The organizers of the World Food Program remind us that hunger is a problem that has plagued humanity for millennia. But just because it persists does not mean that we can’t be the generation that ends hunger. Based on statistics gathered by the U.S. Department of Agriculture, Maine now ranks seventh worst in the nation for food insecurity. When it comes to what is called “very low food security” — that’s real hunger — we are third worst in the nation.
But thanks to the passage of the Hunger Prevention Act, signed into law by Gov. Mills in July 2021, you finally have the opportunity to send a contribution to the state’s Emergency Food Assistance Program Fund by checking off a box to give a voluntary donation, No. 8 on Schedule CP on your 2022 Maine income tax form 1040ME.
This contribution from the people, this grassroots effort, is meant to close the gap to end hunger in Maine and will only achieve that mission if current individual, institutional, and government efforts to feed the needy in Maine continue to be supported. It is a temporary measure while solutions to the complex underlying causes of chronic hunger are created.

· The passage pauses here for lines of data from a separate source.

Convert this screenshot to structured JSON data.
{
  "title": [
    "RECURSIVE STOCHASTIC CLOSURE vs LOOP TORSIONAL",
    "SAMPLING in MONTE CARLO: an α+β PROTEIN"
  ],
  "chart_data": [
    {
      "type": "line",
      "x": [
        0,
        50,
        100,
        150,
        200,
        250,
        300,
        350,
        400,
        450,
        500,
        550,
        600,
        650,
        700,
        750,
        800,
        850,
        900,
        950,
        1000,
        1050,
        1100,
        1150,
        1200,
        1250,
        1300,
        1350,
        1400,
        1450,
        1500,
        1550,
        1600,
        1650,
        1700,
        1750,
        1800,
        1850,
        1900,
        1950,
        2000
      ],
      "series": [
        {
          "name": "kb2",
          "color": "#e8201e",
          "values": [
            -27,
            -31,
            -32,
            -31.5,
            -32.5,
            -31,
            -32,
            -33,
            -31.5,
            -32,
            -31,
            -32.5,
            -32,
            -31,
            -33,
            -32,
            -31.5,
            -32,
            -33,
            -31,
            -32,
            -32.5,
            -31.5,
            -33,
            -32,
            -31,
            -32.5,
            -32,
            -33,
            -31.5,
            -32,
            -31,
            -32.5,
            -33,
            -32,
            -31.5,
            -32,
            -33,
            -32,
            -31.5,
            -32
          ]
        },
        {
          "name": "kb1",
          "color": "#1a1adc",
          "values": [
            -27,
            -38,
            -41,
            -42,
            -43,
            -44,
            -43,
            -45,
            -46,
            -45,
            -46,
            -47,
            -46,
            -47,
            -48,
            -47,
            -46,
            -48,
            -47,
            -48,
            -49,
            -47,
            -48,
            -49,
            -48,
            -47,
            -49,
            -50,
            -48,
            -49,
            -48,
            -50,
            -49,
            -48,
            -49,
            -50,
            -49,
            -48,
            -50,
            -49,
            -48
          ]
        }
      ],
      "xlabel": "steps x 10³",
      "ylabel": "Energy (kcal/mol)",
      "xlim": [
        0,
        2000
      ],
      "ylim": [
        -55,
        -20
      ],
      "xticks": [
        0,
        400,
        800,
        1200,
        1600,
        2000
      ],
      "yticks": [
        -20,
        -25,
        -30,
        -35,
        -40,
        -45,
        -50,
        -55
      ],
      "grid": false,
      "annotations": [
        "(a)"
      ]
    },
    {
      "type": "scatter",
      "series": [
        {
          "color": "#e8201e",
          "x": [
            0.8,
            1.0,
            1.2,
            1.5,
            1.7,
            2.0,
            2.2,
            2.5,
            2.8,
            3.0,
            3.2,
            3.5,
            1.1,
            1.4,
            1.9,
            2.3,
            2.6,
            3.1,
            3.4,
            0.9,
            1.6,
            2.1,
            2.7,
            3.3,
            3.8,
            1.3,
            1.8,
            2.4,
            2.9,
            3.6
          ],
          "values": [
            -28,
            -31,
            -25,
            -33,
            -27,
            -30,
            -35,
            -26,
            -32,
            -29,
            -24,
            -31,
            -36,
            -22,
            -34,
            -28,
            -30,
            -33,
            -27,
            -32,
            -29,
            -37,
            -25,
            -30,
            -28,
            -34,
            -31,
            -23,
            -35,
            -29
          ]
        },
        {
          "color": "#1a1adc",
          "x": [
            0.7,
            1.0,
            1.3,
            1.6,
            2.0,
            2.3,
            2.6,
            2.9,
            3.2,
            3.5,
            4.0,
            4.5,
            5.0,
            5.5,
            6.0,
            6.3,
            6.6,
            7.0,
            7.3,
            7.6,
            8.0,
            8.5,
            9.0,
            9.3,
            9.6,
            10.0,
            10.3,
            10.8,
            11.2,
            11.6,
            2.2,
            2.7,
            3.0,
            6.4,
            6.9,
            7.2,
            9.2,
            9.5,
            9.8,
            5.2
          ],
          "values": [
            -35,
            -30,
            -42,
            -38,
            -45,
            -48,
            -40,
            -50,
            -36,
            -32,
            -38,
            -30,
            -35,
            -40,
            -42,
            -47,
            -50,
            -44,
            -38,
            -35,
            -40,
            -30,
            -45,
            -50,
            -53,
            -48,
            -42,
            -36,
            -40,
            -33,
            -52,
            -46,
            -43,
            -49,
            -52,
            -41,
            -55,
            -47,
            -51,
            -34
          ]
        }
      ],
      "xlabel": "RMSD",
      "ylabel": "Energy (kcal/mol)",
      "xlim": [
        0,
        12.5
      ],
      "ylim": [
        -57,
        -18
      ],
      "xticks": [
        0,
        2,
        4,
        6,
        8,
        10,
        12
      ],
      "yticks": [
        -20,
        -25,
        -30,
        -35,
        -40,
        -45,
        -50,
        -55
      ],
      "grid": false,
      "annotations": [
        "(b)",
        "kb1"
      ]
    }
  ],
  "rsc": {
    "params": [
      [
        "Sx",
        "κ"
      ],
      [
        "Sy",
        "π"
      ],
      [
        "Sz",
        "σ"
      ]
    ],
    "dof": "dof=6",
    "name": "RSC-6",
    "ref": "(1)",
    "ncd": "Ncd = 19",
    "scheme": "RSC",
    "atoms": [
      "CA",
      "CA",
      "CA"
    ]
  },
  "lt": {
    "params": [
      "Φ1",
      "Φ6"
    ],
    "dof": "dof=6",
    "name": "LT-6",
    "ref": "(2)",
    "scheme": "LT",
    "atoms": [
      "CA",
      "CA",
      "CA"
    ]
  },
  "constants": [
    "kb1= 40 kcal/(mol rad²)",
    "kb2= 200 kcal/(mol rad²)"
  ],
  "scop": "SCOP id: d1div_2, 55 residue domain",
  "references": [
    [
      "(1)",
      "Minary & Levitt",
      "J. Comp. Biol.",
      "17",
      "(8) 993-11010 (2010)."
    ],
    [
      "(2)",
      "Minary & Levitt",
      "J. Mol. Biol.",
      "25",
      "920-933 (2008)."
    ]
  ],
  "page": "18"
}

But in the meantime, compassion for those suffering from chronic hunger can be our siren, our call to immediate action.
Even if you are already donating to your local food bank or working at a food kitchen, please consider taking this additional step. It will support food pantries and community hunger prevention programs around the state in any and all nonprofits working to feed those in need, from the tiniest churches and pantries in northern Maine, where much of the chronic hunger exists, to the islands, to larger organizations including Preble Street Food Security Hub, Good Shepard Food Bank, Mid-Coast Hunger Prevention Program, Wayside Food Programs, and Seeds of Hope, among others. Funding will be distributed to qualified applicants by the Maine Department of Agriculture, Conservation and Forestry.
If just half of Maine income taxpayers check off the $25 box, it will bring in $10 million in 2023. Larger donations are also welcome.
But let’s get the word out to encourage many more than half of our 800,000 Maine income taxpayers to step up and check a box. As Maine House Majority Leader Maureen Terry, the sponsor of the bill, points out, it is a gesture of kindness, just like taking a neighbor’s hungry family out to a reasonably priced dinner.
It is a civil and a divine right to have one’s hunger met first with charity, that is, an adequate amount of nutritious food and then with social justice, that is, concerted efforts made through public policy actions and additional grass roots efforts to eliminate the causes of poverty.
Sara Lambert Bloom is a resident of Biddeford.